By: Sheenam Dhingra Tagged AtmanBegintowriteConnectingwithyourselfConnection

It is not always external prompts and outside resources that could inspire and enable our creative juices to flow but writing can also be used as an empowering tool to turn inwards. Meditation before writing could help us connect with ourselves while we subsequently join these dots through writing. The following composition is an account of unwinding through meditation.

Eyes wide shut – penned by Kanish Jindal

I close my eyes and see darkness. Then a voice guides me and shows the way.

There is a room, pitch black, shrouded in darkness. I see two men standing in that room. Both are emanating white light. One of the two men is me. I see myself shaking hands and acknowledging the presence of another man. The other guy is my thought personified. We both shake hands and talk. As the conversation proceeds, I feel my body beginning to tense up. There is an apprehension that the man, my thought will hurt me, not physically but mentally and I will forever or for a considerable period of time be imprisoned in that tiny dark room with that thought. I feel my heart throbbing, my fist tightening, and teeth clenching. Respite now abandoning me.

Now I am scared for the reason that the man will not leave me or even if he leaves, there is no assurance that he will not return.

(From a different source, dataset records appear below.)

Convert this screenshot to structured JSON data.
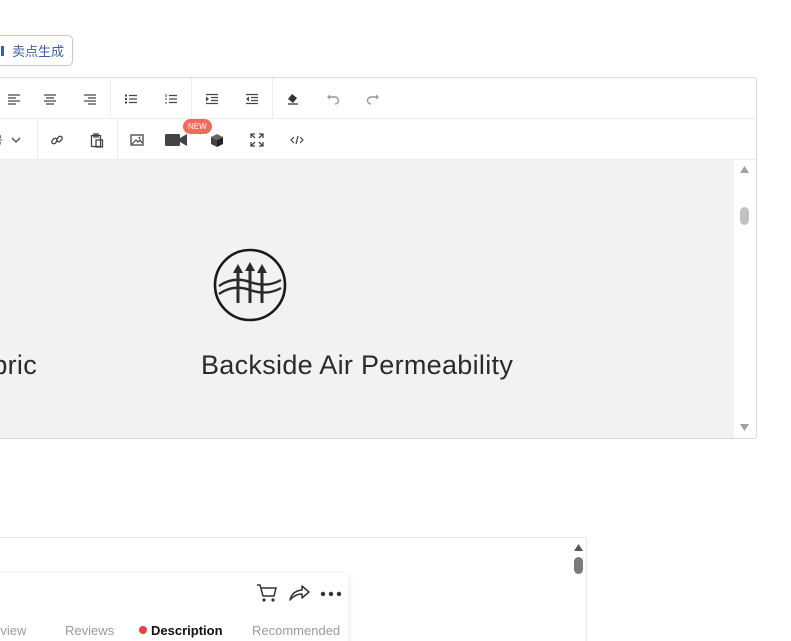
{
  "generate_button": {
    "label": "卖点生成"
  },
  "editor": {
    "toolbar_row1": [
      "align-left-icon",
      "align-center-icon",
      "align-right-icon",
      "bullet-list-icon",
      "numbered-list-icon",
      "indent-icon",
      "outdent-icon",
      "eraser-icon",
      "undo-icon",
      "redo-icon"
    ],
    "toolbar_row2": [
      "font-size-dropdown",
      "link-icon",
      "paste-icon",
      "image-icon",
      "video-icon",
      "cube-icon",
      "fullscreen-icon",
      "code-icon"
    ],
    "dropdown_partial_text": "号",
    "new_badge": "NEW",
    "content": {
      "left_feature_label": "abric",
      "right_feature_label": "Backside Air Permeability"
    }
  },
  "preview": {
    "tabs": [
      {
        "label": "rview",
        "active": false
      },
      {
        "label": "Reviews",
        "active": false
      },
      {
        "label": "Description",
        "active": true
      },
      {
        "label": "Recommended",
        "active": false
      }
    ]
  }
}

Nevertheless, I realize that the man is a product of my creation, he draws energy from me. He just yearns for an acceptance from me.

I accept the man, my thought for who he is. I bid adieu to him, I let free, him from his misery and me from mine. I now notice that it was not him who held me imprisoned but it was me who held that man captive. I am the one who can assure him of his freedom. I LET GO!

I see a knot in my brain unfurling. This knot is my neurons forming a clot in my brain, that was secured tightly and now loosening. A drop of tear in my right eye trickles down and the man vanishes.